JP Saxe and John Mayer team up on Stephen Colbert
This collaboration between JP Saxe and John Mayer on Late Night with Stephen Colbert, no less, is a performance I keep coming back to lately. I love the lyrics and Saxe’s voice. It' goes without saying that I love Mayer’s contribution on the guitar.
What I like most about the pairing is how much Saxe’s lyrics remind me of Mayer’s.
The second verse in Here’s Hopin’ captures what I’m talking about:
When somebody asks you/
Your favorite part of this city/
Do you think of me/
Like I think of you?
When somebody wants you/
Does everyone else still feel like cheating?
'Cause for me, they do/
Do you feel that too?
There’s just something about the way the words are more vivid than many songwriters would be. It’s a theme as old as time: a love song about heartbreak and asking the basic lingering question, “Are you missing me, too?” Instead of some boring way to ask a question that’s been asked a million times in songs, a question that’s being pondered on subways in NYC right this second just the same as it’s being pondered on the beaches of southern California and everywhere in between at the same time, he finds a way to make it come alive.
The degree to which we store up memories and hope (even expect) another person to hang on to those memories to the same degree we do powers that first question: When you think of this city, can you do it without thinking of me? That’s just beautiful writing.
Mayer’s been doing that for years and years by this point. But I’m reminded of a line that always stuck with me for its vividness and descriptive quality. One of his earliest hits, “My Stupid Mouth,” in the third verse, he said:
We bit our lips
She looked out the window
Rolling tiny balls of napkin paper
I played a quick game of chess with the salt and pepper shaker
And I could see clearly
An indelible line was drawn
Between what was good, what just slipped out and what went wrong
He was describing an awkward date, made awkward because he put his foot in his mouth.
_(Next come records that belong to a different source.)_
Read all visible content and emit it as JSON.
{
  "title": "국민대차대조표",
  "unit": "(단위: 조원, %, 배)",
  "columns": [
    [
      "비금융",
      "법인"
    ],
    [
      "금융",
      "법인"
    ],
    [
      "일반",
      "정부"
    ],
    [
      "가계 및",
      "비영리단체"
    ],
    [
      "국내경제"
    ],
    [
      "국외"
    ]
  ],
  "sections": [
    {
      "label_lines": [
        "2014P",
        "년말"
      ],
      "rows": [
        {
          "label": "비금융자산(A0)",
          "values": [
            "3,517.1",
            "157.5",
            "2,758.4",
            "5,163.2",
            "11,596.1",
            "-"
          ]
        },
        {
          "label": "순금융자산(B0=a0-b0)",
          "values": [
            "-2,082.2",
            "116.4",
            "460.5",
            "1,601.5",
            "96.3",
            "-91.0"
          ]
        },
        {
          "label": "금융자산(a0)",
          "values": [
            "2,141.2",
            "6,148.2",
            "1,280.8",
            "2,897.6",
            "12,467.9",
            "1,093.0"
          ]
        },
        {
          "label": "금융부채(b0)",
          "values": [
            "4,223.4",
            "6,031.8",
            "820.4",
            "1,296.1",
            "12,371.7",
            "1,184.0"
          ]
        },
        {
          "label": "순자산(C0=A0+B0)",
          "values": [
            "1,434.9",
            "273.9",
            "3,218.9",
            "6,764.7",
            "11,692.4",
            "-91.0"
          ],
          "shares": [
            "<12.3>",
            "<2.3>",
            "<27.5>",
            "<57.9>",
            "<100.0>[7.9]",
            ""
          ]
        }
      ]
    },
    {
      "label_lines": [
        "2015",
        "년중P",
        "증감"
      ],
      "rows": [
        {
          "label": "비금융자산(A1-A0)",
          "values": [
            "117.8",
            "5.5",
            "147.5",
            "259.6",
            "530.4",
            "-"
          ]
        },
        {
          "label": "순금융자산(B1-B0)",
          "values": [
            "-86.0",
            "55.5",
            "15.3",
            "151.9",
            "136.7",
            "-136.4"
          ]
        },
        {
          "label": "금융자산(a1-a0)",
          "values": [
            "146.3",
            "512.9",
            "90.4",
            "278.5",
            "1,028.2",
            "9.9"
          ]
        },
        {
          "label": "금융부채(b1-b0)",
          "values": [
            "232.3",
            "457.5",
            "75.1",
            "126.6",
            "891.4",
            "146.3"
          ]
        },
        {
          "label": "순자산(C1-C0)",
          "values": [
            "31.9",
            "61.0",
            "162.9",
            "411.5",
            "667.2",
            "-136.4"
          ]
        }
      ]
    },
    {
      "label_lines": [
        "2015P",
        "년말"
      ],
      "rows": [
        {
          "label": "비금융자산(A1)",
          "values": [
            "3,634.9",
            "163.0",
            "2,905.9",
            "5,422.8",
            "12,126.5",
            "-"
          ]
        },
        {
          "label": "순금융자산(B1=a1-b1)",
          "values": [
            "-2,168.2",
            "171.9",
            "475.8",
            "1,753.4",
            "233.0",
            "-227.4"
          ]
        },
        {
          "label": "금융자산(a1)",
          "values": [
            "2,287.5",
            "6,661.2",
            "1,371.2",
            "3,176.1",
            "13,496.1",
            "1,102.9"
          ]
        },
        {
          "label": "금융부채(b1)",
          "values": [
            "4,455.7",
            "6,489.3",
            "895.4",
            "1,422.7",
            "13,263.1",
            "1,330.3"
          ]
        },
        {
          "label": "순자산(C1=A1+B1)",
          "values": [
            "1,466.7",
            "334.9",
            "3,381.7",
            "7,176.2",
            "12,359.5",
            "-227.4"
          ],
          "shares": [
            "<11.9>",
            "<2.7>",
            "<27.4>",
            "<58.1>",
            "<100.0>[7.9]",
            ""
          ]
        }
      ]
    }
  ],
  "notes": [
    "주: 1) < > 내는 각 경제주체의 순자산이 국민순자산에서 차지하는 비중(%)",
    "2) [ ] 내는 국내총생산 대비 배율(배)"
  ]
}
Rolling tiny balls of napkin paper is evocative, but not nearly as much as “played a quick game of chess with the salt and pepper shaker.”
It just puts the listener right in the situation, pointing out a totally random, tiny, mindless things we all do with our hands when we don’t know what to say, don’t want to be in a place anymore. It’s a story so few words, and I as a writer of much longer things am put to shame by the efficiency of it. Could listen to it on a loop.